After long years of work, in 2006 the first Spanish operatic version of this piece was completed, which would be premiered, in its symphonic version, at the Brasov Theater in Romania on December 13, 2007, to be presented for the first time in Spain in 2009, at the Santander and Perelada festivals. The debut at the Teatro de la Zarzuela in 2018 has meant a relaunch of this contemporary opera, which has already passed through the Cervantes Theater in Malaga, where it closed its XXXII lyrical season in July 2021, and at the Villamarta Theater in Jerez de la Frontera, where the 2021-2022 season opened this month of October, as it also does these days at Ópera de Tenerife.
The poet and playwright Federico García Lorca could not see his last dramatic work performed, La casa de Bernarda Alba, which ended in June 1936, two months before his murder. Everything, life and performance, was interrupted by the Civil War and death, and the play would have to wait until 1945 to be premiered at the Avenida Theater in Buenos Aires. Lorca described his work as “a women’s drama.”

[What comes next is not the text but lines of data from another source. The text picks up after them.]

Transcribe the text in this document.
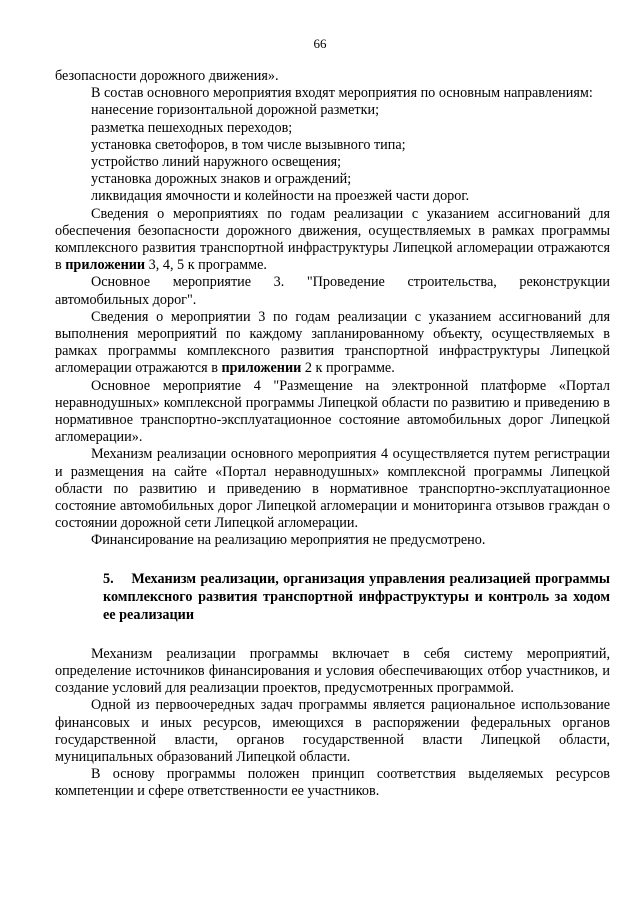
66

безопасности дорожного движения».

В состав основного мероприятия входят мероприятия по основным направлениям:

нанесение горизонтальной дорожной разметки;

разметка пешеходных переходов;

установка светофоров, в том числе вызывного типа;

устройство линий наружного освещения;

установка дорожных знаков и ограждений;

ликвидация ямочности и колейности на проезжей части дорог.

Сведения о мероприятиях по годам реализации с указанием ассигнований для обеспечения безопасности дорожного движения, осуществляемых в рамках программы комплексного развития транспортной инфраструктуры Липецкой агломерации отражаются в приложении 3, 4, 5 к программе.

Основное мероприятие 3. "Проведение строительства, реконструкции автомобильных дорог".

Сведения о мероприятии 3 по годам реализации с указанием ассигнований для выполнения мероприятий по каждому запланированному объекту, осуществляемых в рамках программы комплексного развития транспортной инфраструктуры Липецкой агломерации отражаются в приложении 2 к программе.

Основное мероприятие 4 "Размещение на электронной платформе «Портал неравнодушных» комплексной программы Липецкой области по развитию и приведению в нормативное транспортно-эксплуатационное состояние автомобильных дорог Липецкой агломерации».

Механизм реализации основного мероприятия 4 осуществляется путем регистрации и размещения на сайте «Портал неравнодушных» комплексной программы Липецкой области по развитию и приведению в нормативное транспортно-эксплуатационное состояние автомобильных дорог Липецкой агломерации и мониторинга отзывов граждан о состоянии дорожной сети Липецкой агломерации.

Финансирование на реализацию мероприятия не предусмотрено.

5. Механизм реализации, организация управления реализацией программы комплексного развития транспортной инфраструктуры и контроль за ходом ее реализации

Механизм реализации программы включает в себя систему мероприятий, определение источников финансирования и условия обеспечивающих отбор участников, и создание условий для реализации проектов, предусмотренных программой.

Одной из первоочередных задач программы является рациональное использование финансовых и иных ресурсов, имеющихся в распоряжении федеральных органов государственной власти, органов государственной власти Липецкой области, муниципальных образований Липецкой области.

В основу программы положен принцип соответствия выделяемых ресурсов компетенции и сфере ответственности ее участников.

This is the story of several women practically imprisoned by an authoritarian and harsh mother, who forces them to follow a rigorous mourning in their youth for eight years for the death of her second husband. The writer used this argument to criticize double standards, suffocating religiosity, hypocrisy, violence, repressed desire, the control of female sexuality, and the relegation of women to a secondary and insignificant plane.

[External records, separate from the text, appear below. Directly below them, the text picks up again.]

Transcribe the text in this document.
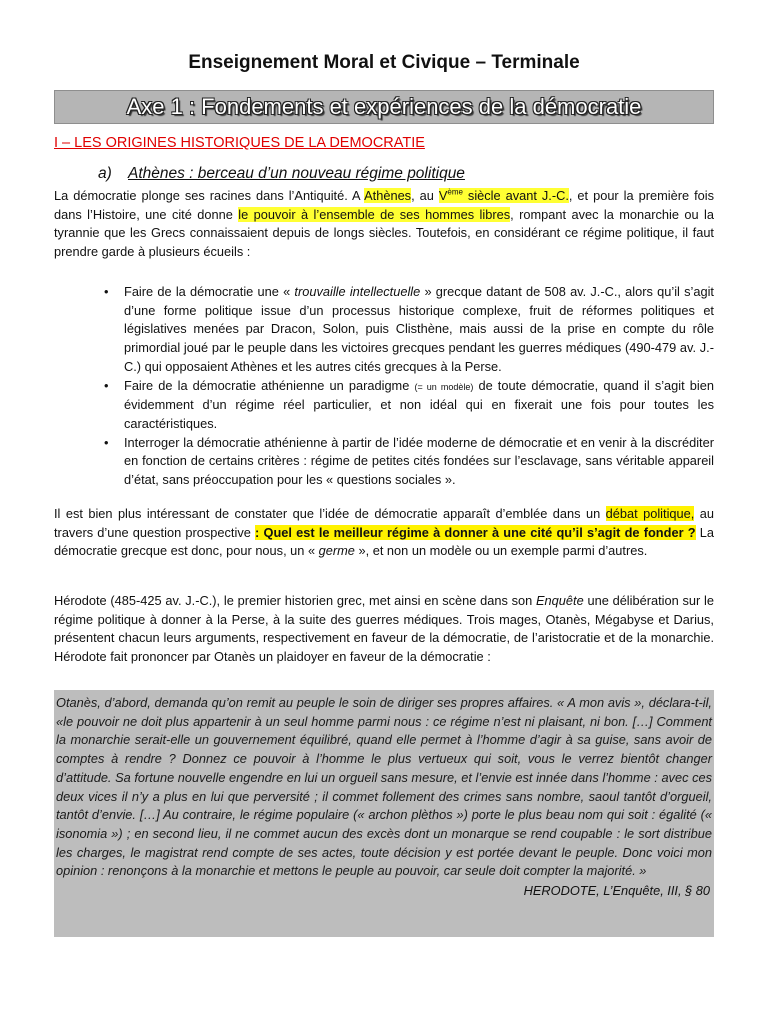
Enseignement Moral et Civique – Terminale
Axe 1 : Fondements et expériences de la démocratie
I – LES ORIGINES HISTORIQUES DE LA DEMOCRATIE
a) Athènes : berceau d’un nouveau régime politique

La démocratie plonge ses racines dans l’Antiquité. A Athènes, au Vème siècle avant J.-C., et pour la première fois dans l’Histoire, une cité donne le pouvoir à l’ensemble de ses hommes libres, rompant avec la monarchie ou la tyrannie que les Grecs connaissaient depuis de longs siècles. Toutefois, en considérant ce régime politique, il faut prendre garde à plusieurs écueils :

• Faire de la démocratie une « trouvaille intellectuelle » grecque datant de 508 av. J.-C., alors qu’il s’agit d’une forme politique issue d’un processus historique complexe, fruit de réformes politiques et législatives menées par Dracon, Solon, puis Clisthène, mais aussi de la prise en compte du rôle primordial joué par le peuple dans les victoires grecques pendant les guerres médiques (490-479 av. J.-C.) qui opposaient Athènes et les autres cités grecques à la Perse.
• Faire de la démocratie athénienne un paradigme (= un modèle) de toute démocratie, quand il s’agit bien évidemment d’un régime réel particulier, et non idéal qui en fixerait une fois pour toutes les caractéristiques.
• Interroger la démocratie athénienne à partir de l’idée moderne de démocratie et en venir à la discréditer en fonction de certains critères : régime de petites cités fondées sur l’esclavage, sans véritable appareil d’état, sans préoccupation pour les « questions sociales ».

Il est bien plus intéressant de constater que l’idée de démocratie apparaît d’emblée dans un débat politique, au travers d’une question prospective : Quel est le meilleur régime à donner à une cité qu’il s’agit de fonder ? La démocratie grecque est donc, pour nous, un « germe », et non un modèle ou un exemple parmi d’autres.

Hérodote (485-425 av. J.-C.), le premier historien grec, met ainsi en scène dans son Enquête une délibération sur le régime politique à donner à la Perse, à la suite des guerres médiques. Trois mages, Otanès, Mégabyse et Darius, présentent chacun leurs arguments, respectivement en faveur de la démocratie, de l’aristocratie et de la monarchie. Hérodote fait prononcer par Otanès un plaidoyer en faveur de la démocratie :

Otanès, d’abord, demanda qu’on remit au peuple le soin de diriger ses propres affaires. « A mon avis », déclara-t-il, «le pouvoir ne doit plus appartenir à un seul homme parmi nous : ce régime n’est ni plaisant, ni bon. […] Comment la monarchie serait-elle un gouvernement équilibré, quand elle permet à l’homme d’agir à sa guise, sans avoir de comptes à rendre ? Donnez ce pouvoir à l’homme le plus vertueux qui soit, vous le verrez bientôt changer d’attitude. Sa fortune nouvelle engendre en lui un orgueil sans mesure, et l’envie est innée dans l’homme : avec ces deux vices il n’y a plus en lui que perversité ; il commet follement des crimes sans nombre, saoul tantôt d’orgueil, tantôt d’envie. […] Au contraire, le régime populaire (« archon plèthos ») porte le plus beau nom qui soit : égalité (« isonomia ») ; en second lieu, il ne commet aucun des excès dont un monarque se rend coupable : le sort distribue les charges, le magistrat rend compte de ses actes, toute décision y est portée devant le peuple. Donc voici mon opinion : renonçons à la monarchie et mettons le peuple au pouvoir, car seule doit compter la majorité. »
HERODOTE, L’Enquête, III, § 80
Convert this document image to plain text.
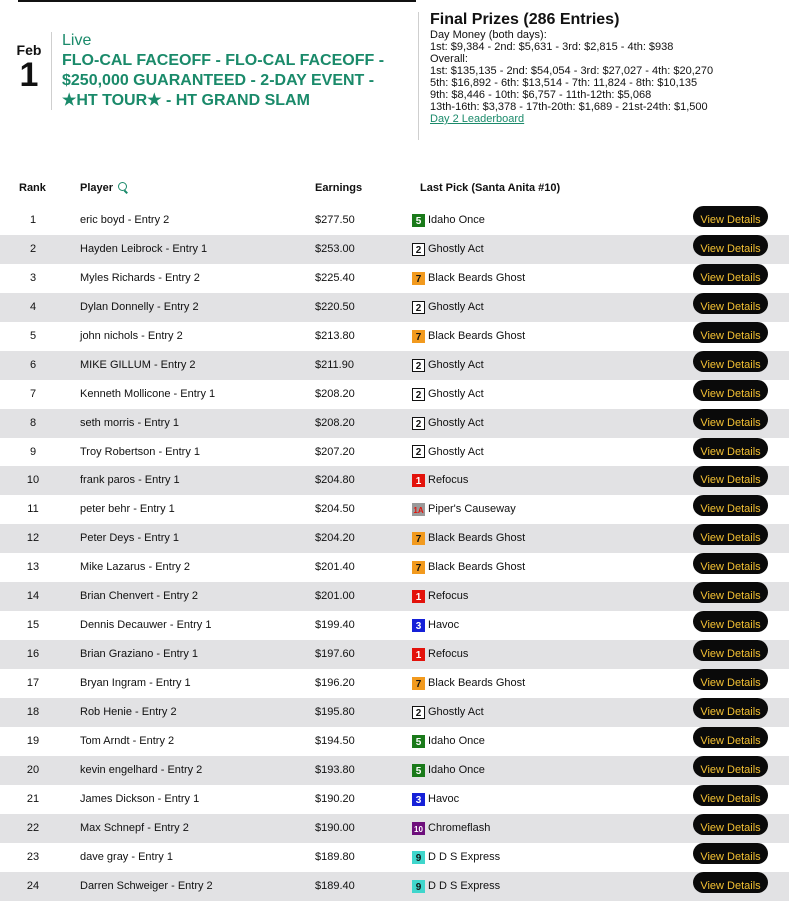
Feb
1
Live
FLO-CAL FACEOFF - FLO-CAL FACEOFF - $250,000 GUARANTEED - 2-DAY EVENT - ★HT TOUR★ - HT GRAND SLAM
Final Prizes (286 Entries)
Day Money (both days):
1st: $9,384 - 2nd: $5,631 - 3rd: $2,815 - 4th: $938
Overall:
1st: $135,135 - 2nd: $54,054 - 3rd: $27,027 - 4th: $20,270
5th: $16,892 - 6th: $13,514 - 7th: 11,824 - 8th: $10,135
9th: $8,446 - 10th: $6,757 - 11th-12th: $5,068
13th-16th: $3,378 - 17th-20th: $1,689 - 21st-24th: $1,500
Day 2 Leaderboard
Rank	Player	Earnings	Last Pick (Santa Anita #10)
1	eric boyd - Entry 2	$277.50	5 Idaho Once	View Details
2	Hayden Leibrock - Entry 1	$253.00	2 Ghostly Act	View Details
3	Myles Richards - Entry 2	$225.40	7 Black Beards Ghost	View Details
4	Dylan Donnelly - Entry 2	$220.50	2 Ghostly Act	View Details
5	john nichols - Entry 2	$213.80	7 Black Beards Ghost	View Details
6	MIKE GILLUM - Entry 2	$211.90	2 Ghostly Act	View Details
7	Kenneth Mollicone - Entry 1	$208.20	2 Ghostly Act	View Details
8	seth morris - Entry 1	$208.20	2 Ghostly Act	View Details
9	Troy Robertson - Entry 1	$207.20	2 Ghostly Act	View Details
10	frank paros - Entry 1	$204.80	1 Refocus	View Details
11	peter behr - Entry 1	$204.50	1A Piper's Causeway	View Details
12	Peter Deys - Entry 1	$204.20	7 Black Beards Ghost	View Details
13	Mike Lazarus - Entry 2	$201.40	7 Black Beards Ghost	View Details
14	Brian Chenvert - Entry 2	$201.00	1 Refocus	View Details
15	Dennis Decauwer - Entry 1	$199.40	3 Havoc	View Details
16	Brian Graziano - Entry 1	$197.60	1 Refocus	View Details
17	Bryan Ingram - Entry 1	$196.20	7 Black Beards Ghost	View Details
18	Rob Henie - Entry 2	$195.80	2 Ghostly Act	View Details
19	Tom Arndt - Entry 2	$194.50	5 Idaho Once	View Details
20	kevin engelhard - Entry 2	$193.80	5 Idaho Once	View Details
21	James Dickson - Entry 1	$190.20	3 Havoc	View Details
22	Max Schnepf - Entry 2	$190.00	10 Chromeflash	View Details
23	dave gray - Entry 1	$189.80	9 D D S Express	View Details
24	Darren Schweiger - Entry 2	$189.40	9 D D S Express	View Details
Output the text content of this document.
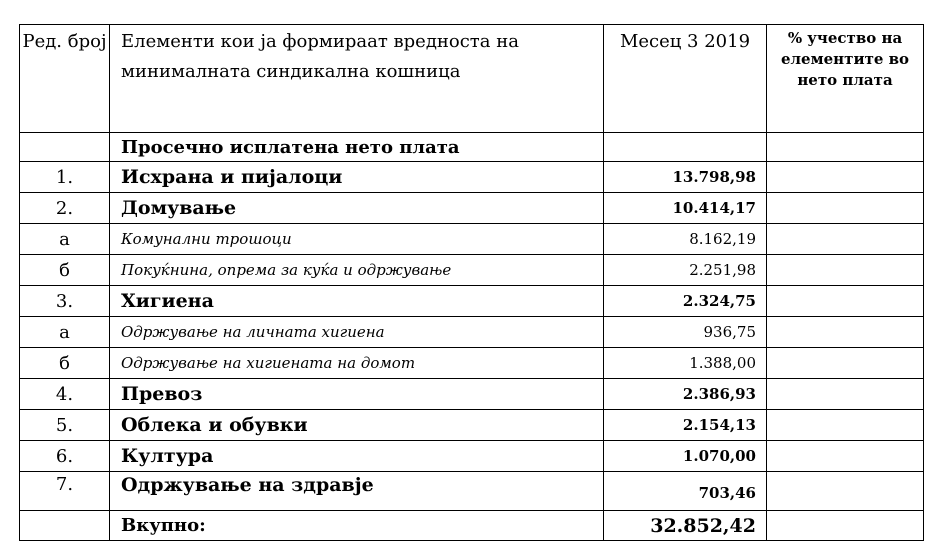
Ред. број	Елементи кои ја формираат вредноста на минималната синдикална кошница	Месец 3 2019	% учество на елементите во нето плата
	Просечно исплатена нето плата		
1.	Исхрана и пијалоци	13.798,98	
2.	Домување	10.414,17	
а	Комунални трошоци	8.162,19	
б	Покуќнина, опрема за куќа и одржување	2.251,98	
3.	Хигиена	2.324,75	
а	Одржување на личната хигиена	936,75	
б	Одржување на хигиената на домот	1.388,00	
4.	Превоз	2.386,93	
5.	Облека и обувки	2.154,13	
6.	Култура	1.070,00	
7.	Одржување на здравје	703,46	
	Вкупно:	32.852,42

Until the 18th you can purchase pack two for Tuesday, Thursday or Saturday of the first two titles of the season, La casa de Bernarda Alba and Attila (23, 25 and 27 November), with a 20% discount and the possibility to sit in the same chair.
Tickets can be purchased up to one hour before the start of each performance on the website www.auditoriodetenerife.com and by phone at 902 317 327 and at the box office from Monday to Friday from 10:00 a.m. to 5:00 p.m. and Saturdays from 10:00 a.m. to 2:00 p.m. The user will have to choose between one or two seats previously set and distributed throughout the room. The public is kindly requested to arrive at the venue well in advance to make a staggered entrance to the room.
The purchase of the tickets implies the acceptance of the measures implemented by the Cabildo cultural center to deal with COVID-19, such as the correct use of the mask or assistance only with cohabitants. The complete measures, as well as the contingency plan certified by AENOR, can be consulted on the Auditorium’s website.